06/03/2026
**SMALL STEPS, GIANT IMPACT**
A case that reminded us that bronchoscopy is sometimes more about problem solving than simply following the airway map.
We received a referral from our outstanding respiratory colleague in Terengganu. The patient was a 67-year-old gentleman, an ex-smoker, who had been experiencing pleuritic chest pain for about two months. Imaging revealed a mass in the right middle lobe.
Before the procedure, we carefully mapped the airway. Everything looked straightforward. The target bronchus was RB4a, a third-generation bronchus, and the expectation was that the radial EBUS would show a concentric lesion. With this in mind, we proceeded with bronchoscopy under conscious sedation. The patient tolerated the procedure well.
However, once inside the airway, the procedure did not go as smoothly as expected.
Despite multiple attempts, we were unable to cannulate the targeted RB4a bronchus. Rotating the body of the bronchoscope did not translate well to the tip. Several factors seemed to be working against us β the relatively small bronchial lumen compared to the scope size, the angulation of the airway, and the characteristics of the disposable bronchoscope we were using. To make things more complicated, the working channel exited on the left side while the target bronchus was on the right, making alignment of the radial EBUS probe and sheath particularly difficult.
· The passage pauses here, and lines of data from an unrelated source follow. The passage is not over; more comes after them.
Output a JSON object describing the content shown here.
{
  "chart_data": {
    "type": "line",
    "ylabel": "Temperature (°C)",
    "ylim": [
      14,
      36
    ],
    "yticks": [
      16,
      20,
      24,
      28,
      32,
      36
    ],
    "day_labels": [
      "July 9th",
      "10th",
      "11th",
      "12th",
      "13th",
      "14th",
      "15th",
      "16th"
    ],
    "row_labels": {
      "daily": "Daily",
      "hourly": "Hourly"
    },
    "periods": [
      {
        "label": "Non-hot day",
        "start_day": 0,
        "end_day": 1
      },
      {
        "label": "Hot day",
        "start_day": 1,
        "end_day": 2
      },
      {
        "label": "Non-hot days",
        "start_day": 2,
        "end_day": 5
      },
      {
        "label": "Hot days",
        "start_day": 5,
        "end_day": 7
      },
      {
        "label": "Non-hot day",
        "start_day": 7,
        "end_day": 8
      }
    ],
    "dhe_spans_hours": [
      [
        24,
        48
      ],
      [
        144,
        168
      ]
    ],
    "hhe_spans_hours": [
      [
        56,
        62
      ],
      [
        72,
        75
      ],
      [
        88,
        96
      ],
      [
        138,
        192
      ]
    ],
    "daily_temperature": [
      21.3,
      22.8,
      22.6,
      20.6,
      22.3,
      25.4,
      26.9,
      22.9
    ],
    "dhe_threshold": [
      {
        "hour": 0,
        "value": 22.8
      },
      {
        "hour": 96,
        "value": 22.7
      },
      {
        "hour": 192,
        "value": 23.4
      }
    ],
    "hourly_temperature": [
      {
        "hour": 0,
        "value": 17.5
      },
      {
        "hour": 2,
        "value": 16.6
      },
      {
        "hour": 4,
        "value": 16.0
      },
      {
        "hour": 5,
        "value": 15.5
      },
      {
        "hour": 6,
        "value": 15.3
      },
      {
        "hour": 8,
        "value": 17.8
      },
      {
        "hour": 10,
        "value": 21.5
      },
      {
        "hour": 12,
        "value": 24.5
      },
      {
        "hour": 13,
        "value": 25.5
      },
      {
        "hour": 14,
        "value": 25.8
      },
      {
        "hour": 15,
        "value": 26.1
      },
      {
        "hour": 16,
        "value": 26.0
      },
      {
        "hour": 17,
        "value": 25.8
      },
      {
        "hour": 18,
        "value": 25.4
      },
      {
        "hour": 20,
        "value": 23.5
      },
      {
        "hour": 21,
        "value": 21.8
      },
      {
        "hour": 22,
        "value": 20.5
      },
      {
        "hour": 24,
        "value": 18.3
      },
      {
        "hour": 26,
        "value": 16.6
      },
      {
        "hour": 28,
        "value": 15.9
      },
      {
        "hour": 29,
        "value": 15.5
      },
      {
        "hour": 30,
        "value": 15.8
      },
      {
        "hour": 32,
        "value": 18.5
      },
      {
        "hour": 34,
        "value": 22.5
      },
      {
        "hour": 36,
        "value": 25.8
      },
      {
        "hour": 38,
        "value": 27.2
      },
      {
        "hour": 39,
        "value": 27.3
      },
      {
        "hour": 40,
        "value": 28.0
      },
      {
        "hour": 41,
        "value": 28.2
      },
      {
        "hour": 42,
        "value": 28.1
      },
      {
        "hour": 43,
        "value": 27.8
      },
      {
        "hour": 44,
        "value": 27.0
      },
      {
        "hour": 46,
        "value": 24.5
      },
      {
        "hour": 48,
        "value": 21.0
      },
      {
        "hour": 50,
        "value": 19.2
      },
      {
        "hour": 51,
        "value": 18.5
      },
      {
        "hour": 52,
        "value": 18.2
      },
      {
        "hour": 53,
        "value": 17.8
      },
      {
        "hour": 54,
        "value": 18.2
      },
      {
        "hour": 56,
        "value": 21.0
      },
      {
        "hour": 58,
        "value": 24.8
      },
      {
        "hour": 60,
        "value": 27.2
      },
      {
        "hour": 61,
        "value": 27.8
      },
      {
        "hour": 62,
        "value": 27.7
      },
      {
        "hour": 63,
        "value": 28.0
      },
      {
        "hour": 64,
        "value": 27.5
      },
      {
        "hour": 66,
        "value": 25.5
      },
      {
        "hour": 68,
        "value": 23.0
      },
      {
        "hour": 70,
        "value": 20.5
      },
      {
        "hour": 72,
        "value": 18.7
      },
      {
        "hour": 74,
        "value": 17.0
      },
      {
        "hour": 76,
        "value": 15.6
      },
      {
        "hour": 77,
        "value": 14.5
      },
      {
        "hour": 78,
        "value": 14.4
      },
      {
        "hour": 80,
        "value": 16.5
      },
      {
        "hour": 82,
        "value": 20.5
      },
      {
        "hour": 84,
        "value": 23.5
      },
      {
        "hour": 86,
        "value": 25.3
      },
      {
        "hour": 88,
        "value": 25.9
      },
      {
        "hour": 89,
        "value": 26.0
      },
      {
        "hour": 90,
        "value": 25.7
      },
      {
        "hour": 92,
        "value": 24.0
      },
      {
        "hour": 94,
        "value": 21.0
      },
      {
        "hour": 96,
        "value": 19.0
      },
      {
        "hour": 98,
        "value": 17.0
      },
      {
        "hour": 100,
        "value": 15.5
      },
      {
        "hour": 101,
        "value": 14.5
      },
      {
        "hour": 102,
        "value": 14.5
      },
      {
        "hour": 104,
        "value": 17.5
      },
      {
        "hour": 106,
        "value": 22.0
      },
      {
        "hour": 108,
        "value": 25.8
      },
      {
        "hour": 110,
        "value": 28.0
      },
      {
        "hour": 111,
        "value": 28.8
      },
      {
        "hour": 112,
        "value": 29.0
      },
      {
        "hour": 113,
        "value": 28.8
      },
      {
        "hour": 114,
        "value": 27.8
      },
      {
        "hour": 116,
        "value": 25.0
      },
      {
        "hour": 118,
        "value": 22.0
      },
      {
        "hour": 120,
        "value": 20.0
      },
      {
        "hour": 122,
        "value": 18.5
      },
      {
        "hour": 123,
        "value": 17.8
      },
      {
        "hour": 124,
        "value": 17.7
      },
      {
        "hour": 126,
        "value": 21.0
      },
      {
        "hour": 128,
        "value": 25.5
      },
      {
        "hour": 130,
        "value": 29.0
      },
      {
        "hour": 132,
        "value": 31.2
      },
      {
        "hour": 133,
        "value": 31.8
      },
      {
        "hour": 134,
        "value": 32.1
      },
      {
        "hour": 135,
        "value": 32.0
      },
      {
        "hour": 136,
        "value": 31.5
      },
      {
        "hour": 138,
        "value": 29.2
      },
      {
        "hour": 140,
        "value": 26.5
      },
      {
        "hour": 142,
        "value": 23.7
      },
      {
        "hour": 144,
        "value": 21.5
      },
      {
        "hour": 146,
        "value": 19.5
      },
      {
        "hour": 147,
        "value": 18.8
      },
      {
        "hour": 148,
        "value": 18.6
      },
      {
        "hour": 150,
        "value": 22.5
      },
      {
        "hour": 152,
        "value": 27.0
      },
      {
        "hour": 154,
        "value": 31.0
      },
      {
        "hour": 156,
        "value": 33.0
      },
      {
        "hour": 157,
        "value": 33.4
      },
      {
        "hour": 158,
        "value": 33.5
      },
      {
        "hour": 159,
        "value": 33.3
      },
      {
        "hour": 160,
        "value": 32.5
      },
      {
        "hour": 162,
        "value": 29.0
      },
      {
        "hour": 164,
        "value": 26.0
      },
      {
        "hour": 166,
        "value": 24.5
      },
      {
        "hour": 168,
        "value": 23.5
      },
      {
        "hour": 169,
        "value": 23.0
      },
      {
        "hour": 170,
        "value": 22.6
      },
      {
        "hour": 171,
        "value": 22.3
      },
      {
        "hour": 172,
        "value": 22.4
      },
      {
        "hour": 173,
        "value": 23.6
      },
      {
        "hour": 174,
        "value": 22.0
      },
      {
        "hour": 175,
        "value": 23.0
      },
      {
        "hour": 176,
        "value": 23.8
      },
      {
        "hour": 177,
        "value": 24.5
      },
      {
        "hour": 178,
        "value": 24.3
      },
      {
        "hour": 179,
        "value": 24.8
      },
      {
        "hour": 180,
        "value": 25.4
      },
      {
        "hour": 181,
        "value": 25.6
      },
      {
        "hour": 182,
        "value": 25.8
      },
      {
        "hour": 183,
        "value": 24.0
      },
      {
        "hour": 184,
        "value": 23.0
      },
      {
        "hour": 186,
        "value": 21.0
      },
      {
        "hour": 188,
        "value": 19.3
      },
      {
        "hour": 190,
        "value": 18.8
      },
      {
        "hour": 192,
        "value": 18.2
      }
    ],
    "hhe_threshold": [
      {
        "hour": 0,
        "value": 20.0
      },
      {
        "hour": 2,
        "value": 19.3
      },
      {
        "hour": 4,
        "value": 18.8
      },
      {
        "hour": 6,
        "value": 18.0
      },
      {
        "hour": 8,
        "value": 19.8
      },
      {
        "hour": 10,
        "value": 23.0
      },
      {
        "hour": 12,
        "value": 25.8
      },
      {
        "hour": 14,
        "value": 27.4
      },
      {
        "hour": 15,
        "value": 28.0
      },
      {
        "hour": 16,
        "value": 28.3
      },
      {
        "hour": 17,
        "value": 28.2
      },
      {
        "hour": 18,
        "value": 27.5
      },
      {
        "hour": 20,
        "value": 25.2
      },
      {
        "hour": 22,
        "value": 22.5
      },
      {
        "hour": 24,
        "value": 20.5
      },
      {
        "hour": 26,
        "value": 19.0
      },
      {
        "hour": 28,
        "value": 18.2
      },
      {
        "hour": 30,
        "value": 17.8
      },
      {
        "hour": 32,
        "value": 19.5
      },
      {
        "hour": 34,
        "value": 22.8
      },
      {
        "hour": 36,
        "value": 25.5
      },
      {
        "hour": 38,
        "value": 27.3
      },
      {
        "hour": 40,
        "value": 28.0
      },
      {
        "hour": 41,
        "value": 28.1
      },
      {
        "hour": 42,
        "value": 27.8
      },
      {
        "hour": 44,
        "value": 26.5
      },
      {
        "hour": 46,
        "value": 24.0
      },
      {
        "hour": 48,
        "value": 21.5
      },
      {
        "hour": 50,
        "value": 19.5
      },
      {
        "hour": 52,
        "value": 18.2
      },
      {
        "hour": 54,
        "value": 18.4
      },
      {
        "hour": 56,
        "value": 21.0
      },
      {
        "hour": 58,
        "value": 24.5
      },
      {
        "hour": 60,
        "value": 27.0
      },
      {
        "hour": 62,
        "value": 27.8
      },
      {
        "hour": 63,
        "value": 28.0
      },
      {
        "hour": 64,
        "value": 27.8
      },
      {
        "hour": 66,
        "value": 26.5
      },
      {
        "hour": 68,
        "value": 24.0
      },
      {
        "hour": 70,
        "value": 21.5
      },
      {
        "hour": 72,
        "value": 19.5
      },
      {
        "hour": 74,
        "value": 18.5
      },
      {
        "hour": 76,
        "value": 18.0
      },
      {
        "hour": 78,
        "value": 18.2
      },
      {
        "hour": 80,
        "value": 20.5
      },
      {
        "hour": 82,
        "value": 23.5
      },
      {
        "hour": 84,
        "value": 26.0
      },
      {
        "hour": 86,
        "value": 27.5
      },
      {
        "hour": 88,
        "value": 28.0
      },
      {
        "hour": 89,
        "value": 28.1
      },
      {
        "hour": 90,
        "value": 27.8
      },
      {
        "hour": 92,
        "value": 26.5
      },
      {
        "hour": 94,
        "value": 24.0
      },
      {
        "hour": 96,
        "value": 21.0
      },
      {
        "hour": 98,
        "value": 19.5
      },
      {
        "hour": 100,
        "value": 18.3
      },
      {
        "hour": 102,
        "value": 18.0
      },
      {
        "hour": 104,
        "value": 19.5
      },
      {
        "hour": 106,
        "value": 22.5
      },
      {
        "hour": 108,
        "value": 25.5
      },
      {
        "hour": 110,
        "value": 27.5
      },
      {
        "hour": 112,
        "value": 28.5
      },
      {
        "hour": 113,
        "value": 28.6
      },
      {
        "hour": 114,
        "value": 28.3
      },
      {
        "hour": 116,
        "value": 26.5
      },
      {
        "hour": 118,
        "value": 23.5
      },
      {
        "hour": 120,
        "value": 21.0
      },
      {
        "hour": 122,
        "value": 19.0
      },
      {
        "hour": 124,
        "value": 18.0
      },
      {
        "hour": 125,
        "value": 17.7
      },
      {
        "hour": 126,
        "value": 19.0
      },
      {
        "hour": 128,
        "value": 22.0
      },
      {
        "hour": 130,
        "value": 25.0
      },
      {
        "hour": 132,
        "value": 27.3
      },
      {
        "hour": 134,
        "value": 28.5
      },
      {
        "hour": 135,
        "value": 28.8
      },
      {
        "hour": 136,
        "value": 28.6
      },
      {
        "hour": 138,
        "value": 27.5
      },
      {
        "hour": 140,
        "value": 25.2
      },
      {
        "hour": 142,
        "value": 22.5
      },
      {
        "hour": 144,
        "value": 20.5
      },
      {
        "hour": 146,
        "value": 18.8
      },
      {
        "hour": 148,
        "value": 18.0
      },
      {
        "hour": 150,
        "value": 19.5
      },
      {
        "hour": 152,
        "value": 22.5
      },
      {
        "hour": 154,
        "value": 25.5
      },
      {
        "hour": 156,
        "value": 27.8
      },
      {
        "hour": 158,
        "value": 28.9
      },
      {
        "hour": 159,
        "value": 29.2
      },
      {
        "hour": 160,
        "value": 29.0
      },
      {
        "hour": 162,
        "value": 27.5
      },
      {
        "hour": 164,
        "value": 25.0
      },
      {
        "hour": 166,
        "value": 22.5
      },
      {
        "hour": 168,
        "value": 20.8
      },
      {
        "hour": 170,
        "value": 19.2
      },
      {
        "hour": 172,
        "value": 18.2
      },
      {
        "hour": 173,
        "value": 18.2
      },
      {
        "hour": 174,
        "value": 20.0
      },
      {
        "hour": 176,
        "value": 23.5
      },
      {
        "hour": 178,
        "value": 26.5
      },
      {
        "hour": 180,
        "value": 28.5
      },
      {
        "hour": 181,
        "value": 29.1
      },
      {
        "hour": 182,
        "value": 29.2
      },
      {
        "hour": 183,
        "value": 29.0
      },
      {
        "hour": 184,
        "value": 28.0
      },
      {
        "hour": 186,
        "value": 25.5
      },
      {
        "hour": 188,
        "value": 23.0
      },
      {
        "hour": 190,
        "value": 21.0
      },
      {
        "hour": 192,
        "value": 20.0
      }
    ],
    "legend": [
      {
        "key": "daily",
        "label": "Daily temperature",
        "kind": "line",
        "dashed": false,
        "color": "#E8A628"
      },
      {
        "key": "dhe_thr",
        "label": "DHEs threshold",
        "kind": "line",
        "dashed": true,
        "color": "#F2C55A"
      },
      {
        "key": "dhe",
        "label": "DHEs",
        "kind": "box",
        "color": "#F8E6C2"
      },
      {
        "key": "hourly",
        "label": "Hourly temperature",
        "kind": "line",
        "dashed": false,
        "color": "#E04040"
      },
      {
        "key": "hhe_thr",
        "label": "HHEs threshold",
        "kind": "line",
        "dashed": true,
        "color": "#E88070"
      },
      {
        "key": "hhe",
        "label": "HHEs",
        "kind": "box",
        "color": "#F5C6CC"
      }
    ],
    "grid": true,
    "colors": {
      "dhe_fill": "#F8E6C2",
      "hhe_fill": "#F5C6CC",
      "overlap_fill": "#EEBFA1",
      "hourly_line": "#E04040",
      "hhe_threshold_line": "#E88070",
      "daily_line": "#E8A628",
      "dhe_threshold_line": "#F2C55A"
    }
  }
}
After a brief pause, we decided to try something different. Something simple and crucial, but was missed in our initial plan!
Instead of continuing with the usual orientation, we rotated the bronchoscope 180 degrees using the rotation ring before entering the middle lobe bronchus. In essence, we approached the middle lobe using a reverse technique. This maneuver brought the working channel to the right side, aligning it much better with the target bronchus.
The difference was immediate. The radial EBUS probe and sheath could now be inserted smoothly into the RB4a bronchus. Radial EBUS showed a concentric lesion, and fluoroscopy confirmed the position. We proceeded with forceps biopsy, obtaining generous samples. Rapid on-site evaluation showed malignant cells.
Subsequent histopathology and FNAC confirmed the diagnosis of non-small cell lung carcinoma.
This case was a good reminder that even when airway mapping suggests an easy target, real procedures can still present unexpected mechanical challenges. The orientation of the bronchoscope and the direction of the working channel can make a significant difference, especially when dealing with angled bronchi and disposable scopes.
Sometimes the solution is not pushing further down the same path, but simply changing the angle from which we approach the problem.